Hialeah voters keep status quo

Voters in Hialeah showed overwhelming support for their incumbent leaders at the polls Tuesday.

ypineiro@MiamiHerald.com

Bringing to a close the largely uneventful election season in Hialeah, voters elected Tuesday to keep the same mayor and two council members.

Mayor Julio Robaina captured 93 percent of the vote, earning him another four years as the leader of Miami-Dade County's second-largest city.

``I'm extremely proud for the residents of Hialeah,'' Robaina said. ``Our future is even brighter today than it was yesterday.''

Miami-Dade Elections Department officials said the unofficial results show 24.52 percent of Hialeah voters cast ballots, or 21,755 of the city's 88,716 registered voters. A chunk of the ballots -- about 9,751 -- were cast by mail. About 1,441 chose to vote early.

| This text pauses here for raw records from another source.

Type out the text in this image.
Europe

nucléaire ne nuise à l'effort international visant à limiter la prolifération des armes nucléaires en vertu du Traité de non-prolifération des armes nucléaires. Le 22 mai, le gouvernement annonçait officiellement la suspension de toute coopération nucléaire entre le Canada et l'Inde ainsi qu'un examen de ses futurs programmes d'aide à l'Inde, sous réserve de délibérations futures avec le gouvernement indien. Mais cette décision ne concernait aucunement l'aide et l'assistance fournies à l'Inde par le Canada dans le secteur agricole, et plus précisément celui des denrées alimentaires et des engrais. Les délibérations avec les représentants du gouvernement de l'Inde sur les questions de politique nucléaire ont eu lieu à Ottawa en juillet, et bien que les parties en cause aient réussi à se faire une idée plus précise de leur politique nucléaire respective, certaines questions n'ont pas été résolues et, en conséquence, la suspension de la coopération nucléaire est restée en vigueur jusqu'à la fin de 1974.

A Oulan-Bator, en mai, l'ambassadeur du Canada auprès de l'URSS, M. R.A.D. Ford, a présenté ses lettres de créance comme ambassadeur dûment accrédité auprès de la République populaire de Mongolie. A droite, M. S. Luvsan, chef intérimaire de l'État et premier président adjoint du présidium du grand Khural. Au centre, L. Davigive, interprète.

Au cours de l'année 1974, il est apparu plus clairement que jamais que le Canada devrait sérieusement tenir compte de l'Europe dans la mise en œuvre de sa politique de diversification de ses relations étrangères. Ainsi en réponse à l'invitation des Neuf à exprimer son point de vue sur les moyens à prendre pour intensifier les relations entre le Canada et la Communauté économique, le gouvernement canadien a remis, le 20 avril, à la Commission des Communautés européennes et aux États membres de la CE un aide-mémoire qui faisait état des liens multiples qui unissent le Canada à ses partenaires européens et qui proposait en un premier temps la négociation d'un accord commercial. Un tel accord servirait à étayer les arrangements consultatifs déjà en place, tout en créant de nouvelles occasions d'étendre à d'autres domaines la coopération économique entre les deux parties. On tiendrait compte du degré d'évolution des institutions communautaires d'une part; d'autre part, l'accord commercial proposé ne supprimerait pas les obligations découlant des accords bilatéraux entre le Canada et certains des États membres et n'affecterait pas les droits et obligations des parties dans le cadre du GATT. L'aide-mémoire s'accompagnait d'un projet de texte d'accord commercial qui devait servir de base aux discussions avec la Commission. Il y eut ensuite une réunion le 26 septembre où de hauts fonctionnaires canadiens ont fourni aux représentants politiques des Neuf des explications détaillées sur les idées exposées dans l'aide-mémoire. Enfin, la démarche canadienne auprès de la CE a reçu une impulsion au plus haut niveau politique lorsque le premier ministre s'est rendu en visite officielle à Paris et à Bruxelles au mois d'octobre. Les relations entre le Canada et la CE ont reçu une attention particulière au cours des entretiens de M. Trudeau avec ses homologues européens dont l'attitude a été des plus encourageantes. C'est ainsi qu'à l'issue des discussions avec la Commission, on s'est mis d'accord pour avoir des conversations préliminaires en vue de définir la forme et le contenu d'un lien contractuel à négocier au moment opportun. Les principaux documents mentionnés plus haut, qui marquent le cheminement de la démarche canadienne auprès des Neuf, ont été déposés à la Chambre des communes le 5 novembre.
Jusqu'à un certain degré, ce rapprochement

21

In the Group 5 post, council member Luis Gonzalez, a print shop owner, secured a second four-year term after garnering 84 percent of the vote -- or 17,073 votes -- compared with nearly 16 percent by his opponent, community activist Fernando Alvarez.

``At the end of the day, I just didn't raise enough money to seriously compete. And the the reality is 60,000 voters chose to stay at home,'' said Alvarez, who raised $3,855 to Gonzalez's $49,875. ``I'll continue being an activist. And in 2011, I'll try again.''

Councilwoman Katharine ``Katy'' Cue faced the toughest competition for the Group 7 seat after coming under fire by opponent Daniel Bolaños, a former Hialeah police officer and son of the former longtime police chief Rolando Bolaños Sr. Bolaños accused her of voter fraud.

But Cue, who Robaina nominated to a seat vacated by Steve Bovo last November, was cleared by the Florida Elections Commission and the court system. On Tuesday, she handily defeated Bolaños when she captured 90 percent of the vote, or 18,602 votes. Largely missing from this year's elections were the nasty campaign tactics often typical of Hialeah politics. Also missing: issues.

This year's races pitted incumbents who pointed to the job they had done managing the city, against political novices who were critical of the current seven-member council's rubber-stamp tendencies.

Incumbents point to the mostly peaceful election season and overwhelming support from voters as a symbol that residents were pleased with the way the city is being run.

``We haven't raised taxes. We haven't cut services. We haven't laid people off,'' Gonzalez said. ``And we're about to open the Hialeah race track.''

At the Milander Park polling station Tuesday, Nestor Chanfrou said though Robaina and some fellow council members had not necessarily won him over yet, he had begun to notice welcoming changes in the City of Progress, such as new streets and more trees.

``Up until now, he's done a good job, so why not give them another four years,'' he said.